Is there a dairy-free alternative for the cheese in this recipe?
Absolutely! You can substitute fresh mozzarella with a dairy-free cheese alternative that melts well, such as cashew cheese or a store-bought vegan mozzarella. Additionally, nutritional yeast can be sprinkled in to give a cheesy flavor without the dairy!

Can pets eat any of the ingredients in this baked pasta?
Great concern! While tomatoes are safe for pets in small amounts, avoid giving them eggplant as it can cause gastrointestinal upset. It’s always best to keep your home-cooked meals to humans, and provide your furry friends with their specially formulated foods.

Ina Garten’s Baked Pasta with Tomatoes and Eggplant

Ina Garten’s Baked Pasta with Tomatoes and Eggplant Delight

Ina Garten’s Baked Pasta with Tomatoes and Eggplant is a comforting and versatile dish perfect for busy weeknights.
Prep Time 20 minutes
Cook Time 14 minutes
Total Time 34 minutes
Servings: 4 servings
Course: DAILY MEALS
Cuisine: Italian
Calories: 450

Ingredients
  

For the Pasta
  • 8 ounces Penne rigate and/or fusilli Main structure of the dish; mixing types gives varied texture.
  • Kosher salt Enhances flavor; be sure to season to taste.
  • Freshly ground black pepper Adds warmth; adjust based on preference.
For the Sauce
  • 3 cups Tomato & Eggplant Soup Provides base flavor and moisture; homemade or store-bought works perfectly.
For the Cheese
  • 4 ounces Fresh mozzarella Adds creamy texture; substitute with any melty cheese if not available.
  • 5 tablespoons Italian Parmesan cheese Contributes a salty, nutty flavor; add more for a stronger cheese presence.
For the Richness
  • 2 tablespoons Unsalted butter Brings richness; can substitute with olive oil for a lighter option.

Equipment

  • oven
  • Large pot
  • Mixing bowl
  • Gratin dishes
  • Sheet pan

Method
 

Instructions
  1. Preheat the Oven: Start by warming your oven to 500°F. Place three 6-inch gratin dishes on a sheet pan to catch any drips during baking.
  2. Cook the Pasta: In a large pot, bring water to a rolling boil and add a generous amount of salt.
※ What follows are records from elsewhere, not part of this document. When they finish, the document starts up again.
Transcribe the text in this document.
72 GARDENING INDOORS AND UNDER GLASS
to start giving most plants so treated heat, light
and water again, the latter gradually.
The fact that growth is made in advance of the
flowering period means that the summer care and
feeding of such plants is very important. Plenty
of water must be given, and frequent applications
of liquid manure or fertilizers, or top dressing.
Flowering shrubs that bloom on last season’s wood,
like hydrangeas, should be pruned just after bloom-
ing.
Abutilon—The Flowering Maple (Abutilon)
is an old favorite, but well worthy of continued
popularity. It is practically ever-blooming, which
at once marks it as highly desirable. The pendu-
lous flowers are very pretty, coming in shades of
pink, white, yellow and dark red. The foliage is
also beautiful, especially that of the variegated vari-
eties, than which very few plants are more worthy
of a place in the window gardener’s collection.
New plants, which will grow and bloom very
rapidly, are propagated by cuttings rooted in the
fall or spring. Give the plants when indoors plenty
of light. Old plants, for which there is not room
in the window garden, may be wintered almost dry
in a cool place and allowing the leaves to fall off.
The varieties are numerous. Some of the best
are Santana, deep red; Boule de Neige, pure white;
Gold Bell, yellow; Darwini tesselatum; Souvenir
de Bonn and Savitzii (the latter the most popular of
Cook your penne rigate or fusilli for about 8-9 minutes.
  3. Combine Ingredients: In a large mixing bowl, combine the cooked pasta with the tomato and eggplant soup, diced mozzarella, 2 tablespoons of Parmesan cheese, kosher salt, and freshly ground black pepper.
  4. Transfer to Dishes: Using a spoon, evenly distribute the pasta mixture into your prepared gratin dishes. Dot the tops with small pieces of butter.
  5. Bake to Perfection: Slide the dishes into your preheated oven and bake for about 10 minutes. Sprinkle with the remaining Parmesan cheese and return to the oven for an additional 4 minutes. Serve hot.

Nutrition

Serving: 1servingCalories: 450kcalCarbohydrates: 55gProtein: 20gFat: 18gSaturated Fat: 10gPolyunsaturated Fat: 1gMonounsaturated Fat: 6gCholesterol: 40mgSodium: 650mgPotassium: 800mgFiber: 4gSugar: 6gVitamin A: 600IUVitamin C: 10mgCalcium: 300mgIron: 2mg

Notes

Optional: Garnish with fresh basil for a delightful touch! Refrigerate leftovers in an airtight container for up to three days.